Healthcare reform threatens Polish government's wellbeing

By bne IntelliNews June 10, 2008

Jan Cienski in Warsaw -

Healthcare has tripped up politicians from Hillary Clinton to Tony Blair, and dealt a terminal blow to Hungary's current government, so pity Polish Prime Minister Donald Tusk who is trying to finesse the issue as he steers between demands for better care from voters and a need to ensure he does not blow a huge hole in the budget.

His government's signature policy has become a plan that would hand over the ownership of hospitals, many of them haemorrhaging red ink, to local governments. As part of this, the government announced on June 6 that it is prepared to swallow almost €800m in debts owed to state coffers by hospitals. The scheme also aims to encourage the hospitals to change their legal status in return for other public aid. "The best administrator for the hospitals will be local governments. They have proved that they are able to care for the interests of their inhabitants," says Zbigniew Chlebowski, parliamentary leader of the ruling Civic Platform party.

The problem for Tusk is that his party promised solemnly that it would not privatise hospitals during last year's election campaign. Although the plan would not sell off hospitals directly, localities would be able to put a hospital on the market within a couple of years of gaining control of the institution. Aleksander Grad, the treasury minister, forthrightly explained the shift in position, saying: "Election campaigns have their own rules."

That may have been honest, but prompted howls of outrage from opposition parties. "We have been cheated," says Boleslaw Piecha, an MP for the opposition Law and Justice party and a deputy health minister in the previous government.

The government defends itself by pointing out that governments that are closer to voters are better placed to manage hospitals. It also says that it would make little sense for local authorities to sell off hospitals to be converted into apartments and other projects because officials would be called to account by angry voters during the next election.

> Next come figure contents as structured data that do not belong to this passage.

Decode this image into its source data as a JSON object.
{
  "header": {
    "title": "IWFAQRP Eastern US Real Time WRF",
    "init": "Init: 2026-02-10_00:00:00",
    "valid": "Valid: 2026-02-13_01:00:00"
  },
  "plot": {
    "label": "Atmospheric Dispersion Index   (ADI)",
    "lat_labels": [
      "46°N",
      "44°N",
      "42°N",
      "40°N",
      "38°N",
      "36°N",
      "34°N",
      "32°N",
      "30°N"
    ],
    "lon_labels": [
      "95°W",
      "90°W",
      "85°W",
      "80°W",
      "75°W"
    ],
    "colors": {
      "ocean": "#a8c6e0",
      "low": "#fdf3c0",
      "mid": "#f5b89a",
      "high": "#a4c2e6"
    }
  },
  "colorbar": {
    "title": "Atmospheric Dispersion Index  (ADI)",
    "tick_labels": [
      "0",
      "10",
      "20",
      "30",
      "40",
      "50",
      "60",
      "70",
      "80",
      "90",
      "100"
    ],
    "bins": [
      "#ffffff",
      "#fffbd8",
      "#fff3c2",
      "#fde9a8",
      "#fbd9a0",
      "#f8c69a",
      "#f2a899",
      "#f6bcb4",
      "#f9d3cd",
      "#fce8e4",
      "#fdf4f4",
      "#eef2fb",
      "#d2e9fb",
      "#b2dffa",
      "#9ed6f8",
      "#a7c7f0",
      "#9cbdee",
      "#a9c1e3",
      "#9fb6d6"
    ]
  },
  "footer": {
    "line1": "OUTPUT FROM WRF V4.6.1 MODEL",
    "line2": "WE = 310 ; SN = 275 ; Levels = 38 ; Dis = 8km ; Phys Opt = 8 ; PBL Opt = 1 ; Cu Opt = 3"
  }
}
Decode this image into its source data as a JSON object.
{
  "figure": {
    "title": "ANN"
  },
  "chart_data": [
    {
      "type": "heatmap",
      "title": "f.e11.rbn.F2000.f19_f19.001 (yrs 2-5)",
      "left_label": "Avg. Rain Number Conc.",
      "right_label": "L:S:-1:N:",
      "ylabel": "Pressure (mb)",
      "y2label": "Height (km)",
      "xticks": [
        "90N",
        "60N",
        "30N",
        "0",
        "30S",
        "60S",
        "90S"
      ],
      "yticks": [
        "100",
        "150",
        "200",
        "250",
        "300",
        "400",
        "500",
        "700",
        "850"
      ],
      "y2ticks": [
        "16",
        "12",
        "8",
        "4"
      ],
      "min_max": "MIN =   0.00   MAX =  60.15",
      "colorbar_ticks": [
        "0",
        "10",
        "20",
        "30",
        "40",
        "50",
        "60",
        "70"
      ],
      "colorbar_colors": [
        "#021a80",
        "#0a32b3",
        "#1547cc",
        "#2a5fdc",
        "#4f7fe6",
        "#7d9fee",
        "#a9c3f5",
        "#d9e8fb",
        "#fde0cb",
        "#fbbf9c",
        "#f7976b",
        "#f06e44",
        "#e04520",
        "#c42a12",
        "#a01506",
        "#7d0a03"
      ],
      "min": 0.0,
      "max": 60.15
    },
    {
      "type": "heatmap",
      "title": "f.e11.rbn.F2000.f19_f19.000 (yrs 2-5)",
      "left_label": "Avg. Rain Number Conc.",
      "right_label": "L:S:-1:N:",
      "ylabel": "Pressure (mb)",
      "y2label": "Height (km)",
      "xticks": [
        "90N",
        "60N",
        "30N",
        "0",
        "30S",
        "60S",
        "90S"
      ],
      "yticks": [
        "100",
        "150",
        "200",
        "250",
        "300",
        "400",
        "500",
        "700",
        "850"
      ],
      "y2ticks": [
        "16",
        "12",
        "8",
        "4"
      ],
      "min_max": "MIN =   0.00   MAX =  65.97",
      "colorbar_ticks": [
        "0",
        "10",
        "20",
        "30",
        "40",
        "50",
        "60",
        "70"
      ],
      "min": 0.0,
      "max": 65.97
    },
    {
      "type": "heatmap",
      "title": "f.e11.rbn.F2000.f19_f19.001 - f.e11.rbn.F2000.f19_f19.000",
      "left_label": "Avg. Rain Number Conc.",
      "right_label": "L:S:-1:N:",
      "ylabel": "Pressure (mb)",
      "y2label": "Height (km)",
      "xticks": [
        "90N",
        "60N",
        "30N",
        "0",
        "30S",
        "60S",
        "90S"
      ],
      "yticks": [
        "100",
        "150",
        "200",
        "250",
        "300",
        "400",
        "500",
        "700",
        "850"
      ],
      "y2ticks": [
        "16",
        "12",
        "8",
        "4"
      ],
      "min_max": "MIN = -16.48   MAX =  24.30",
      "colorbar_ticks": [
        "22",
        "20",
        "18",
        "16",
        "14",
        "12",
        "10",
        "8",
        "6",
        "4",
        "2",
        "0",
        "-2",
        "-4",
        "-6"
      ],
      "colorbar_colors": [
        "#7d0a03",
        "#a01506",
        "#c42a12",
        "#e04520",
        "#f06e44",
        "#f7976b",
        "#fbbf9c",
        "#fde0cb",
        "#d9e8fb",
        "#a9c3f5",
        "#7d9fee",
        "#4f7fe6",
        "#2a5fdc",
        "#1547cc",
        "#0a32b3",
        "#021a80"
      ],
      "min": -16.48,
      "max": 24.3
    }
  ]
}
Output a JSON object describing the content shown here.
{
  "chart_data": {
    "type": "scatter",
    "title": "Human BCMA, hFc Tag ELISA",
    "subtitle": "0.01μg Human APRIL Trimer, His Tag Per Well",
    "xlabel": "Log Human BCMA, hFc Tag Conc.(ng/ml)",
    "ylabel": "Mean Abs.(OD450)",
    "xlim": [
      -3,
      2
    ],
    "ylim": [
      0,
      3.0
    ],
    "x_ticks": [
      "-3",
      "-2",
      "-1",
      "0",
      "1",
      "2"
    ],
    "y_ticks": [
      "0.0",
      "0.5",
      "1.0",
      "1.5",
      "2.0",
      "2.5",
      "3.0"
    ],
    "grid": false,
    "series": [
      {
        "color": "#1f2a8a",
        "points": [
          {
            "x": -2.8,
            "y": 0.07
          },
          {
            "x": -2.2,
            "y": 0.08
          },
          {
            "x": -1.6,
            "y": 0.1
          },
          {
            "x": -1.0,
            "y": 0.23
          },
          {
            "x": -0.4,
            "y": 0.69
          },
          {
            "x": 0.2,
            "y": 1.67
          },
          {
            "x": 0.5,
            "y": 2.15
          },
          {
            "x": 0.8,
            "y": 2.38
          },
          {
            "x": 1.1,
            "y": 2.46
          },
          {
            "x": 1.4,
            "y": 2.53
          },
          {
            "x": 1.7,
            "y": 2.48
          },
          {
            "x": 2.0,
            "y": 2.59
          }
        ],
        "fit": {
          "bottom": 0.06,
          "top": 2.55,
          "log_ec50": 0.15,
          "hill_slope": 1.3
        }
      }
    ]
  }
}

The government argues it has to do something because the health service is struggling with about PLN10bn (€3bn) of debts, and making hospitals more efficient and market oriented may stop the losses. Patients would still be covered by the government health service and wouldn't really be aware of who owned their local hospital.

Time in hospital

Tusk has already devoted an enormous amount of time to healthcare during his first six months in office. Immediately after becoming prime minister he was faced with strike threats from doctors and then nurses unhappy over their low pay. He held two day-long "white summits" - conferences where representatives of the health sector were supposed to spell out what was wrong with the system and come up with ideas for fixing it. In the end, Tusk sat politely and listened to endless harangues with few practical ideas for how to make things better.

But so far Tusk's attempts to fix health care have floundered. The two most important medical reforms bills presented to parliament by Ewa Kopacz, the health minister, have run into trouble. "Two key bills have turned out to be inappropriate," says Marek Balicki, an MP for the opposition Social Democrats. "The actions of the government and PO (Civic Platform) are chaotic."

Tusk faces huge political risks if he does not do something to make the healthcare system more efficient. His predecessor, Jaroslaw Kaczynski, spent weeks as prime minister listening to angry nurses who had set up a tent city outside his office to protest his health policies. Kaczynski's ham-handed response to the nurses was one of the key reasons why his party lost last year's parliamentary elections.

The roots of Poland's healthcare woes are the same as in every other country: money, or rather the lack of it. Poland spends only about 6.2% of its GDP on health care, one of the lowest levels in the OECD. The average for the EU is 8.7%, and even Poland's ex-communist neighbours spend a percentage point more. Public spending on health care comes to a paltry 4.3% on GDP. "The main problem is that Poland simply spends too little on health care," says Konstanty Radziwill, head of the Polish Chamber of Physicians and Dentists.

The lack of funds collides with societal expectations shaped by almost 50 years of communism, where a well staffed - in fact usually massively overstaffed - and free heath service was one of the few tangible benefits of a system that otherwise produced economic chaos.

Following Poland's entry into the EU in May 2004, Poles began to compare themselves to their neighbours to the west, and began to demand a similar level of healthcare to Germany and the UK. Doctors also began to demand higher wages. People have the continued belief that hospitals and doctors will treat everyone for free, and the result has become health care rationed by immensely long waiting times, often alleviated by giving doctors bribes to speed the process along. Thousands of doctors, especially specialists like anaesthesiologists, as well as many nurses have left the country, attracted by the higher wages and easier working conditions in western Europe.

Tusk is never going to make all Poles happy about their health system - that achievement has eluded some of the world's most accomplished politicians - but if he cannot at least make the system solvent and improve the level of service, his party's current enormous popularity could begin to erode.